I'm disappointed eetimes doesn't have something more technical about the architecture here. are the weights stored in registers? the device is said to be all digital, so doesn't an update cycle require a lot of flops? isn't a fan-out of 10,000 pretty hard to drive? why is 10Hz an adequate update rate (it certainly doesn't match real neurons.)
if this thing is structured like an xbar, does that mean there's some kind of multiplier at each crossing? (the weights and summation are digital, right?)
A pure digital chip that is supposed to emulate neurons, synapses and dendrites? As mdkosloski said, they might as well just do the whole thing in software. Oh wait, they did.
So I guess the point of building the chip was just so they could eventually build a 10B neuron/100T synapse machine the size of a shoe box? They could simulate that in software too...it just takes more computers to do it.

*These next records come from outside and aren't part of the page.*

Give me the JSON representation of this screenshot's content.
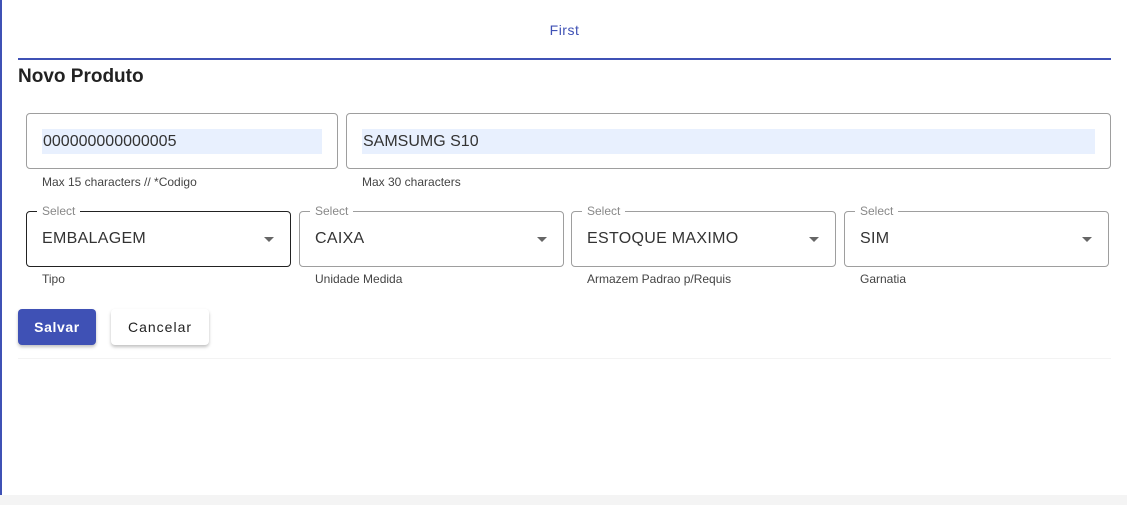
{
  "tabs": [
    {
      "label": "First",
      "active": true
    }
  ],
  "form": {
    "title": "Novo Produto",
    "codigo": {
      "value": "000000000000005",
      "hint": "Max 15 characters // *Codigo"
    },
    "descricao": {
      "value": "SAMSUMG S10",
      "hint": "Max 30 characters"
    },
    "selects": [
      {
        "label": "Select",
        "value": "EMBALAGEM",
        "hint": "Tipo"
      },
      {
        "label": "Select",
        "value": "CAIXA",
        "hint": "Unidade Medida"
      },
      {
        "label": "Select",
        "value": "ESTOQUE MAXIMO",
        "hint": "Armazem Padrao p/Requis"
      },
      {
        "label": "Select",
        "value": "SIM",
        "hint": "Garnatia"
      }
    ],
    "save_label": "Salvar",
    "cancel_label": "Cancelar"
  },
  "colors": {
    "primary": "#3f51b5",
    "autofill": "#e8f0fe"
  }
}
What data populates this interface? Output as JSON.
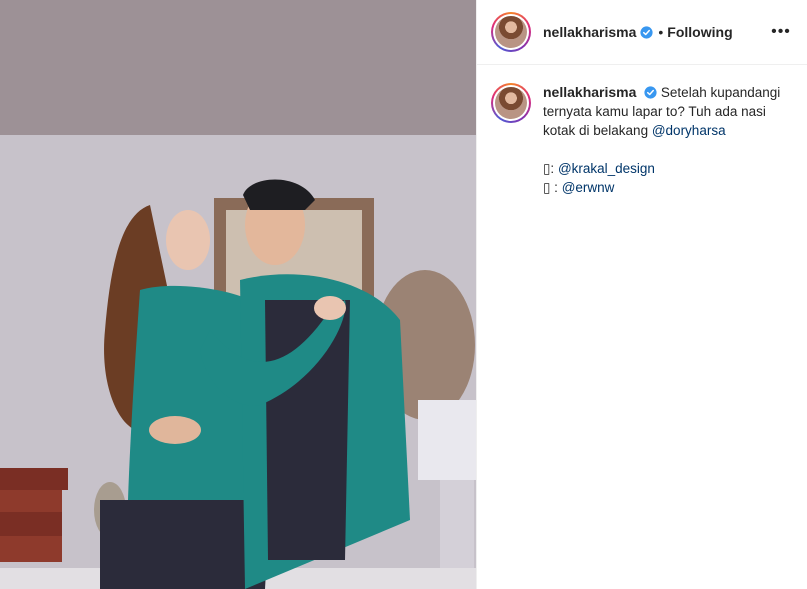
{
  "post": {
    "username": "nellakharisma",
    "follow_status": "Following",
    "separator": "•",
    "more_icon_label": "•••",
    "caption": {
      "username": "nellakharisma",
      "text": "Setelah kupandangi ternyata kamu lapar to? Tuh ada nasi kotak di belakang",
      "mention": "@doryharsa",
      "credits": [
        {
          "prefix": "▯: ",
          "handle": "@krakal_design"
        },
        {
          "prefix": "▯ : ",
          "handle": "@erwnw"
        }
      ]
    }
  },
  "colors": {
    "verified": "#3897f0",
    "mention": "#003569",
    "outfit_teal": "#1f8a86",
    "outfit_dark": "#2b2b3a"
  }
}
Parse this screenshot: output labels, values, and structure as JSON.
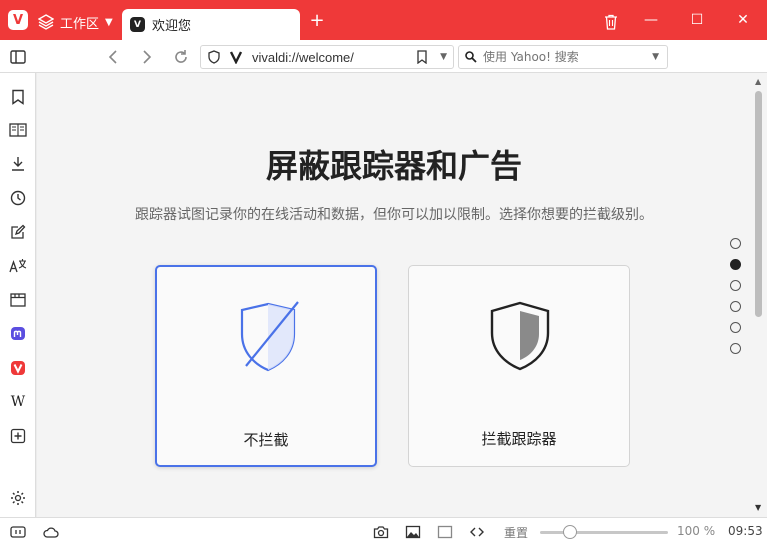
{
  "titlebar": {
    "logo_letter": "V",
    "workspace_label": "工作区",
    "tab_title": "欢迎您",
    "new_tab": "+",
    "minimize": "—",
    "maximize": "☐",
    "close": "✕"
  },
  "addressbar": {
    "url": "vivaldi://welcome/",
    "search_placeholder": "使用 Yahoo! 搜索"
  },
  "content": {
    "heading": "屏蔽跟踪器和广告",
    "subtitle": "跟踪器试图记录你的在线活动和数据，但你可以加以限制。选择你想要的拦截级别。",
    "options": [
      {
        "label": "不拦截",
        "selected": true
      },
      {
        "label": "拦截跟踪器",
        "selected": false
      }
    ],
    "pagination": {
      "total": 6,
      "active_index": 1
    }
  },
  "sidepanel": {
    "items": [
      "bookmarks-icon",
      "reading-list-icon",
      "downloads-icon",
      "history-icon",
      "notes-icon",
      "translate-icon",
      "window-icon",
      "mastodon-icon",
      "vivaldi-icon",
      "wikipedia-icon",
      "add-panel-icon",
      "settings-icon"
    ],
    "wikipedia_letter": "W"
  },
  "statusbar": {
    "reset_label": "重置",
    "zoom": "100 %",
    "zoom_level": 0.2,
    "time": "09:53"
  },
  "colors": {
    "accent": "#ef3939",
    "selection": "#4a72e8"
  }
}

Mr Rbtrob- There were two parts to the Stanford synapse experiment. The first was to demonstrate 100 level resolution. The second to demonstrate that the synapse characteristics could be reproduced, for this they used 15 pulse trains. I reduced it to fewer for the purpose of my explanation and illustration. I think the use of epitaxial regrowth of the same crystals, as illustrated in one of my figures is the way to obtain reproducibility and 100 level resolution. However, that path tend to lead to the conclusion that PCRAM might offer a superior solution.
I dunno, it's hard to tell what you've taught a neural circuit. It's easy teaching it the difference between a bruised and unbruised apple. I once heard the story of how they tried to teach a neural program to detect tanks on a field. They showed it fields with and without. When it came for a field trial it failed spectacularly. Going back over the input data, the best guess is that they had taught it how to tell a sunny day from a cloudy day, which turned out to be the difference when the tanks were on the field or not.
On reading your explanation of what Stanford had demonstrated, I was amazed that they could perform a resistance change using such a large number of pulses AND, if I understand your analysis, get the device to repeat the cycle enough to demonstrate a workable functionality.
Now the question is whether IBM is pursuing Stanford's scheme or some other? Also, could directional current pulses be used to enable both additive and subtractive resistance changes?
This is IBM's first generation device, intentionally created to transfer its supercomputer simulations to a hardware platform. As their simulations become more detailed, IBM will have to deal with all the mentioned issues going forward. (And yes, it is relatively easy to program a computer to play Pong or recognize a numeral, which is why these were good metrics for a very simple chip learning a task on its own.)